Which are the popular webpages?

Alternative 1:

Rating:
Strength
Process:
In order to find the most popular files we simply zoom on the highest values of the attribute hitCount.
Image:
Click to see video
Answer:
It turns out that /index.html and /index.shtml have the most hits, which is not very surprising

Alternative 2:

Rating:
Strength
Process:
A more interesting question is to find the most popular pdf-files. 
To accomplish this, we simply double-click pdf before zooming on the highest values of hitCount.
Image:
Click to see video
Answer:

Alternative 3:

Rating:
Strength
Process:
We can also use an attribute-dependent column width here.
In the image below, the width of each cell is proportional to the hitCount.
So large cells represent popular web pages.
Moreover, we have defined a derived attribute Sum(hitCount) per toplevel directory and we have sorted the table by this new attribute.

 Image:
image007.png
Answer:
We can observe that projects is the most popular top level directory and hcil is the most popular project, but mainly because of the banner-images in gif-format.

Are there some labs more popular than others?

Rating:
Strength
Process:
Zoom on projects and define Sum(hitCount) per level 2.
Image:
PopularLabs.jpg
Answer:
hcil, plus, and hpsl are the most popular labs.

Which areas are getting more popular? Less popular?

Rating:
Strength
Process:
We define the attribute hitCount as the color giving attribute (indicated by the traffic lights left of its attribute name).
Then we zoom into weeks A and E.
This shows cells with more hits than the average in green and cells with fewer hits than the average value in red.
Comparing weeks A and E the change of color can indicate that the number of hits increased or decreased.
Image:
IncreasedHitCounts.jpg
Answer:
The toplevel directory class gets about three times more hits in week E than in week A (from 2.11 to 6.46).
Directory users decreased from 3.06 to 2.87 in average.

Are new pages more popular that old pages?

Rating:
Strength
Process:
We defined a new attribute creation year derived from creation day,
and another derived attribute
Average(hitCount) per creation year:
Image:
image015.png
Answer:
It turned out that the average hit count in general is lower for old files. The year 2000 is an exception. Another exception are the 3 files created in 1993. These have an average hit count of about 60. Mainly because the file /users/samir/khuller.gif was hit 129 times.

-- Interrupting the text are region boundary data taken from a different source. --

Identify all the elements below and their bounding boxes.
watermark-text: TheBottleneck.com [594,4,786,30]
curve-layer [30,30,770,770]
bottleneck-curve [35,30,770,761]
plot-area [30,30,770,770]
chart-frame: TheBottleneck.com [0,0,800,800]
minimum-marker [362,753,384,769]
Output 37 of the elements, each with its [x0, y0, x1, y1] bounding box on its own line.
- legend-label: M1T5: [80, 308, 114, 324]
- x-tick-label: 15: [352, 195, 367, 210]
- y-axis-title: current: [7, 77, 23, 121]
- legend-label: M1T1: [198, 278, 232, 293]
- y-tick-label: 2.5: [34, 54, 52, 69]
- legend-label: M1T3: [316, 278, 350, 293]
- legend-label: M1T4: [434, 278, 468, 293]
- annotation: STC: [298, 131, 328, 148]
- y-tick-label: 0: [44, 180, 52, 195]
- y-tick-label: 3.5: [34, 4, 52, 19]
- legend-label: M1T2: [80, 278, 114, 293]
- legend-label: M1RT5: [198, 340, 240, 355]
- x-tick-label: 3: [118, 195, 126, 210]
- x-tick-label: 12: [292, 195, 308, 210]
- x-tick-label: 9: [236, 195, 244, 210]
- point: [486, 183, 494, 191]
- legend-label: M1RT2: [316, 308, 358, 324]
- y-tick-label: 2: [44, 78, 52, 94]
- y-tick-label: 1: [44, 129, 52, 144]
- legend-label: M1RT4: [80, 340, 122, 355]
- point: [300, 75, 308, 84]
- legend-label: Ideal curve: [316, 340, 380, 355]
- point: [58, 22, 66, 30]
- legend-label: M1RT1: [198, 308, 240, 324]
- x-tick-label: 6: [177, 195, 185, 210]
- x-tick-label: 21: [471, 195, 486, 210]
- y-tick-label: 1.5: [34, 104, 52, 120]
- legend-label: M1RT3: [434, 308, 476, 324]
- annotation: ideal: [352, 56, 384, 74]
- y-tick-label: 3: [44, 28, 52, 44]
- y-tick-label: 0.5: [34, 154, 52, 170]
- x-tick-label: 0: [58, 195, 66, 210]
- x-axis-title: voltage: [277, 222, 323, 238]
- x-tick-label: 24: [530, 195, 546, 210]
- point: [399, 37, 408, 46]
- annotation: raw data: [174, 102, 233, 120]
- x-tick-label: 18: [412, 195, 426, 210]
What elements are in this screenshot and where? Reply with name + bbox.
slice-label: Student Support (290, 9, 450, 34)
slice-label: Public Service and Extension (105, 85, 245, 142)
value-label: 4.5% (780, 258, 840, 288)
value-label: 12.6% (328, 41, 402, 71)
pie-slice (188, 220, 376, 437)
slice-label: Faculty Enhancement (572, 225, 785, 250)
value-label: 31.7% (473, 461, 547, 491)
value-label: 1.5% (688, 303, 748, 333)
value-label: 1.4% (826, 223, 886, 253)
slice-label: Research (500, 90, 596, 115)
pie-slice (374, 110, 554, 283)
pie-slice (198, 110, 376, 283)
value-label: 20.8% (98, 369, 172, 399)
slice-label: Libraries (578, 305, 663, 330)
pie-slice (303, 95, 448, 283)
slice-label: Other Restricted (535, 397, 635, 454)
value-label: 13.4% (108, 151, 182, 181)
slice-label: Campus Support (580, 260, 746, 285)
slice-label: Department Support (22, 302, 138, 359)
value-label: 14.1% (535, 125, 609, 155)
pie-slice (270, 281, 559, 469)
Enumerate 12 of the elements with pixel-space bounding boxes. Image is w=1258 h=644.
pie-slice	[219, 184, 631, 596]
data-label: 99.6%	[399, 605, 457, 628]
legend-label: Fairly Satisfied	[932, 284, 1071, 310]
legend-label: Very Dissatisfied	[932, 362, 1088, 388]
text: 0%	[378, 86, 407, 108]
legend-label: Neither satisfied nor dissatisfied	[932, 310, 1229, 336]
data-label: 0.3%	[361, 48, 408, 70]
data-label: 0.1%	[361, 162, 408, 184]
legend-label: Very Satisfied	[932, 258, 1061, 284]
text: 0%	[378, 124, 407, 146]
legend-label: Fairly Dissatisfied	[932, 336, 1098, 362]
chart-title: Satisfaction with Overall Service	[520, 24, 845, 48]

Which old pages are popular?

Rating:
Strength
Process:
We zoomed on the files created in 1999 or before and on the highest hit counts.
This showed some banner images in GIF-format.
It is more interesting to look for popular papers. Therefore we focused on ps- and pdf-files.
Moreover, we defined the derived attribute Sum(hitCount) per file path to sum up the hit counts of the 5 weeks for each file.
Image:
OldPopular.jpg
Answer:
See image.

What proportion of the pages are never used?

Rating:
Strength
Process:
The distribution of hit counts can be directly seen.
Image:
HitCounts.jpg
Answer:
About 50% of the pages are never used.

What proportion of the pages are seldom used?

Rating:
Strength
Process:
The distribution of hit counts can be directly seen.
Image:
HitCounts.jpg
Answer:
About 90% of the pages are used 5 times or less per week.